High schoolers protest healthy lunches
Kansas students created a YouTube protest parody video set to the tune of contemporary power ballad "We Are Young."
In response to calorie limits placed on high school lunches mandated by the Healthy, Hunger-Free Kids Act (HHFKA) of 2010, students at the Wallace County High School in Sharon Springs, Kansas, created a YouTube protest parody video set to the tune of contemporary power ballad "We Are Young." This video followed some students' and teachers' decision to boycott these healthier school lunches earlier this month.
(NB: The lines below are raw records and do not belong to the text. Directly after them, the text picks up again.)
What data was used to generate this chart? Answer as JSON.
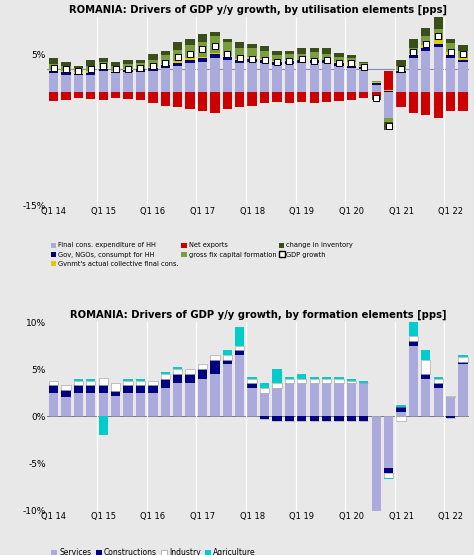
{
  "title1": "ROMANIA: Drivers of GDP y/y growth, by utilisation elements [pps]",
  "title2": "ROMANIA: Drivers of GDP y/y growth, by formation elements [pps]",
  "xtick_labels": [
    "Q1 14",
    "",
    "",
    "",
    "Q1 15",
    "",
    "",
    "",
    "Q1 16",
    "",
    "",
    "",
    "Q1 17",
    "",
    "",
    "",
    "Q1 18",
    "",
    "",
    "",
    "Q1 19",
    "",
    "",
    "",
    "Q1 20",
    "",
    "",
    "",
    "Q1 21",
    "",
    "",
    "",
    "Q1 22",
    ""
  ],
  "n": 34,
  "util": {
    "final_cons_hh": [
      2.5,
      2.3,
      2.2,
      2.3,
      2.8,
      2.5,
      2.6,
      2.7,
      2.8,
      3.2,
      3.5,
      3.8,
      4.0,
      4.5,
      4.2,
      3.8,
      4.0,
      3.8,
      3.6,
      3.7,
      3.8,
      3.9,
      3.8,
      3.5,
      3.2,
      3.0,
      1.0,
      -3.5,
      2.5,
      4.5,
      5.5,
      6.0,
      4.5,
      4.0
    ],
    "gov_ngos": [
      0.3,
      0.3,
      0.2,
      0.2,
      0.2,
      0.2,
      0.3,
      0.3,
      0.4,
      0.4,
      0.4,
      0.5,
      0.5,
      0.5,
      0.4,
      0.4,
      0.4,
      0.4,
      0.4,
      0.4,
      0.4,
      0.4,
      0.4,
      0.4,
      0.3,
      0.3,
      0.2,
      0.2,
      0.3,
      0.4,
      0.4,
      0.4,
      0.4,
      0.3
    ],
    "gvnmt_collective": [
      0.1,
      0.2,
      0.2,
      0.3,
      0.2,
      0.1,
      0.1,
      0.1,
      0.1,
      0.1,
      0.2,
      0.2,
      0.2,
      0.2,
      0.2,
      0.2,
      0.2,
      0.2,
      0.1,
      0.1,
      0.1,
      0.1,
      0.1,
      0.1,
      0.5,
      0.1,
      0.1,
      0.1,
      0.1,
      0.2,
      0.4,
      0.5,
      0.4,
      0.2
    ],
    "net_exports": [
      -1.2,
      -1.0,
      -0.8,
      -0.9,
      -1.0,
      -0.8,
      -0.9,
      -1.0,
      -1.5,
      -1.8,
      -2.0,
      -2.2,
      -2.5,
      -2.8,
      -2.3,
      -2.0,
      -1.8,
      -1.5,
      -1.3,
      -1.4,
      -1.3,
      -1.5,
      -1.3,
      -1.2,
      -1.0,
      -0.8,
      -0.5,
      2.5,
      -2.0,
      -2.8,
      -3.0,
      -3.5,
      -2.5,
      -2.5
    ],
    "gross_fix_cap": [
      0.8,
      0.7,
      0.6,
      0.7,
      0.8,
      0.6,
      0.7,
      0.8,
      1.0,
      1.2,
      1.5,
      1.8,
      2.0,
      2.2,
      1.8,
      1.5,
      1.3,
      1.0,
      0.8,
      0.9,
      0.8,
      0.9,
      0.8,
      0.7,
      0.5,
      0.4,
      0.2,
      -0.5,
      0.5,
      0.8,
      1.2,
      1.5,
      1.2,
      1.0
    ],
    "inventory": [
      0.8,
      0.5,
      0.3,
      0.8,
      0.5,
      0.6,
      0.5,
      0.3,
      0.8,
      0.5,
      1.0,
      0.8,
      1.0,
      0.6,
      0.5,
      0.8,
      0.5,
      0.7,
      0.5,
      0.3,
      0.7,
      0.5,
      0.7,
      0.5,
      0.4,
      0.2,
      -0.5,
      -1.0,
      0.8,
      1.2,
      1.0,
      1.8,
      0.5,
      0.8
    ],
    "gdp_growth": [
      3.2,
      3.0,
      2.8,
      3.0,
      3.4,
      3.0,
      3.1,
      3.2,
      3.5,
      3.9,
      4.7,
      5.0,
      5.7,
      6.1,
      5.0,
      4.5,
      4.4,
      4.3,
      4.0,
      4.1,
      4.4,
      4.1,
      4.3,
      3.9,
      3.9,
      3.3,
      -0.8,
      -4.5,
      3.0,
      5.3,
      6.4,
      7.5,
      5.3,
      5.0
    ]
  },
  "form": {
    "services": [
      2.5,
      2.0,
      2.5,
      2.5,
      2.5,
      2.2,
      2.5,
      2.5,
      2.5,
      3.0,
      3.5,
      3.5,
      4.0,
      4.5,
      5.5,
      6.5,
      3.0,
      2.5,
      3.0,
      3.5,
      3.5,
      3.5,
      3.5,
      3.5,
      3.5,
      3.5,
      -10.0,
      -5.5,
      0.5,
      7.5,
      4.0,
      3.0,
      2.0,
      5.5
    ],
    "constructions": [
      0.8,
      0.8,
      0.8,
      0.8,
      0.8,
      0.5,
      0.8,
      0.8,
      0.8,
      1.0,
      1.0,
      1.0,
      1.0,
      1.5,
      0.5,
      0.5,
      0.5,
      -0.3,
      -0.5,
      -0.5,
      -0.5,
      -0.5,
      -0.5,
      -0.5,
      -0.5,
      -0.5,
      -0.5,
      -0.5,
      0.5,
      0.5,
      0.5,
      0.5,
      -0.2,
      0.3
    ],
    "industry": [
      0.5,
      0.5,
      0.5,
      0.5,
      0.8,
      0.8,
      0.5,
      0.5,
      0.5,
      0.5,
      0.5,
      0.5,
      0.5,
      0.5,
      0.5,
      0.5,
      0.5,
      0.5,
      0.5,
      0.5,
      0.5,
      0.5,
      0.5,
      0.5,
      0.3,
      0.0,
      -0.3,
      -0.5,
      -0.5,
      0.5,
      1.5,
      0.5,
      0.2,
      0.5
    ],
    "agriculture": [
      0.0,
      0.0,
      0.2,
      0.2,
      -2.0,
      0.0,
      0.2,
      0.2,
      0.0,
      0.2,
      0.2,
      0.0,
      0.0,
      0.0,
      0.5,
      2.0,
      0.2,
      0.5,
      1.5,
      0.2,
      0.5,
      0.2,
      0.2,
      0.2,
      0.2,
      0.2,
      -0.2,
      -0.2,
      0.2,
      1.5,
      1.0,
      0.2,
      0.0,
      0.2
    ]
  },
  "colors": {
    "final_cons_hh": "#aaaadd",
    "gov_ngos": "#000080",
    "gvnmt_collective": "#ddcc00",
    "net_exports": "#cc0000",
    "gross_fix_cap": "#7a9e3f",
    "inventory": "#3a4e1a",
    "services": "#aaaadd",
    "constructions": "#000080",
    "industry": "#ffffff",
    "agriculture": "#00cccc"
  },
  "ylim1": [
    -15,
    10
  ],
  "ylim2": [
    -10,
    10
  ],
  "yticks1": [
    -15,
    -10,
    -5,
    0,
    5
  ],
  "ytick_labels1": [
    "-15%",
    "",
    "",
    "",
    "5%"
  ],
  "yticks2": [
    -10,
    -5,
    0,
    5,
    10
  ],
  "ytick_labels2": [
    "-10%",
    "-5%",
    "0%",
    "5%",
    "10%"
  ],
  "bg_color": "#e8e8e8",
  "hline_color": "#8888bb",
  "sep_color": "#ffffff",
  "legend1": [
    {
      "label": "Final cons. expenditure of HH",
      "color": "#aaaadd",
      "type": "patch"
    },
    {
      "label": "Gov, NGOs, consumpt for HH",
      "color": "#000080",
      "type": "patch"
    },
    {
      "label": "Gvnmt's actual collective final cons.",
      "color": "#ddcc00",
      "type": "patch"
    },
    {
      "label": "Net exports",
      "color": "#cc0000",
      "type": "patch"
    },
    {
      "label": "gross fix capital formation",
      "color": "#7a9e3f",
      "type": "patch"
    },
    {
      "label": "change in inventory",
      "color": "#3a4e1a",
      "type": "patch"
    },
    {
      "label": "GDP growth",
      "color": "#ffffff",
      "type": "square"
    }
  ],
  "legend2": [
    {
      "label": "Services",
      "color": "#aaaadd"
    },
    {
      "label": "Constructions",
      "color": "#000080"
    },
    {
      "label": "Industry",
      "color": "#ffffff"
    },
    {
      "label": "Agriculture",
      "color": "#00cccc"
    }
  ]
}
"We had chicken nuggets one day. Last year, we got six and this year we only got three," Wallace High football player and young political dissident Callahan Grunt told USA Today. "We had pork cutlets the other day, and that was really small compared to last year."
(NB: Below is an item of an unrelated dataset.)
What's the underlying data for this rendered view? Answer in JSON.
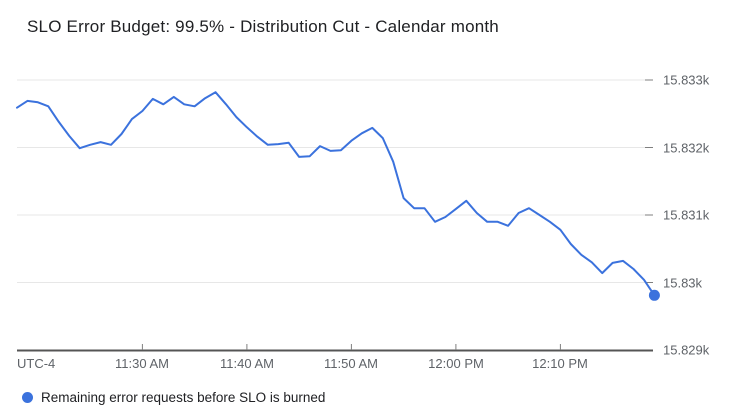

HHFKA established policy goals and programs for the U.S. Department of Agriculture's Food and Nutrition Service programs - including this National School Lunch Program beleaguered by the Kansas students. Putting a limit on lunchtime calories for teens is designed to combat rising instances of childhood obesity, which the Centers for Disease Control and Prevention states has more than tripled since 1980.
Furthermore, the CDC's latest statistics show that nearly 20 percent of youngsters between the ages of 12 and 19 were clinically obese as of 2008. Recent findings published in the British Medical Journal indicate that kids with unhealthy weight could have a 40 percent greater long-term risk of stroke and heart disease. High cholesterol, which has also been linked to childhood obesity, can be treated if individuals buy Lipitor from Canadian and online pharmacies. Obesity also ups the odds of developing diabetes, for which those afflicted can buy Actos from Canadian and international online pharmacies.
According to USA Today, the National School Lunch Program caps the calorie count of lunches served to high school seniors at 850 calories, with 750 calories being the limit for younger adolescents. In the YouTube video and to the news source, the Wisconsin high schoolers complain that this isn't enough to get them through a day full of chores on the farm, classes and afterschool activities such as football practice.
However, Margo Wootan, the director of nutrition policy for the Center for Science in the Public Interest, an organization that supported the HHFKA, told USA Today that the new meals give students enough protein, and that 850 calories is plenty for most people's lunches.
"Not all students are linebackers, and we shouldn't feed them like they are," she told the new source.